Longtemps liés au seul terroir de Saint-Julien, les Barton se sont ouverts au début de cette décennie au cru voisin de Moulis, en acquérant le Château Mauvesin, désormais Mauvesin-Barton. Cette propriété historique du secteur – la Seigneurie de Mauvesin existe depuis 1457, mais très méconnue des amateurs, les propriétaires précédents (depuis la Révolution) préférant jouir des 170 hectares de bois et prairies que de s’attacher à exprimer le potentiel des 51 hectares de vignes pourtant splendidement situées sur des sols de graves fines avec plus de sable qu’à Saint-Julien et un socle argilo-calcaire. Ce qui fait la différence avec Saint-Julien, c’est aussi la proximité avec la forêt et l’éloignement de l’estuaire, la stabilité climatique y est moins assurée, les maturités idéales des fruits y arrivent un peu plus tardivement. Quand ils l’ont acquise, les Barton ont apprécié en connaisseurs le potentiel du terroir et, en bons Irlandais, les installations équestres qui faisaient la fierté de la propriété. Mélanie, la fille de Lilian et de son mari Michel Sartorius, est à la fois œnologue et cavalière émérite, Mauvesin est son fief depuis 2013. La restructuration des vignes avait commencé deux ans auparavant et le cru gagne chaque année en finesse d’expression et, surtout, en maturité de fruit. Il y a entre le millésime 2011, le premier des Barton à Mauvesin, et le 2014, un très net saut qualitatif.

Langoa demeure certainement le cru classé le plus méconnu de Saint-Julien. Après l’avoir dégusté dans une bonne trentaine de millésimes, le plus souvent à côté de Léoville-Barton, en primeur ou en bouteille, je ne saurai toujours pas distinguer à l’aveugle l’un de l’autre, surtout lorsqu’ils sont jeunes. Pourtant, les terroirs sont bien distincts. Les vignes de Langoa s’étendent de part et d’autre de la superbe chartreuse où vit Anthony et son épouse, sur la gauche de la D2, tandis que celles de Léoville sont situées côté estuaire.
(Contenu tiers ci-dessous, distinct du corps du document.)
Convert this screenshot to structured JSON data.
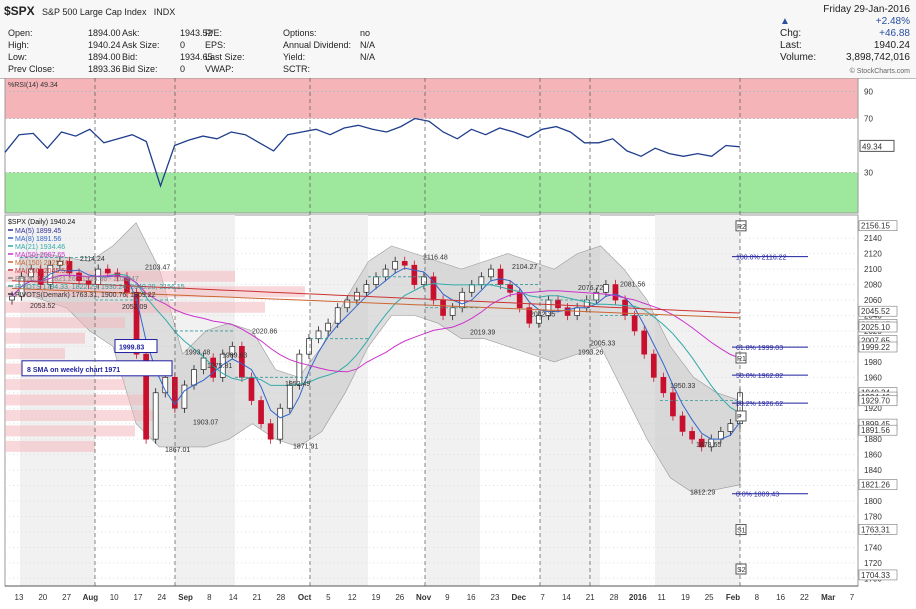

C’est la première propriété médocaine achetée (en 1821) par le négociant Hugh Barton, qui reprend les affaires bordelaises initiées un siècle plus tôt par son grand-père Thomas. Langoa s’appuie sur un encépagement plus balancé que Léoville : 57 % de cabernet sauvignon, 34 % de merlot et 9 % de cabernet franc dans un vignoble de 17 hectares. Mais les deux terroirs sont travaillés de la même façon, sur un sol de graves et un sous-sol argileux comparable. François Bréhant, directeur technique des propriétés, les vinifie de la même manière. Au final, Langoa, avec sa finesse soyeuse, ses tanins enrobés et son fruit toujours précis, apparait souvent très séducteur jeune, parfois un peu plus que Léoville. Pour autant, j’ai eu l’occasion de déguster quelques vénérables Langoa, rassurez-vous, ils vieillissent bien.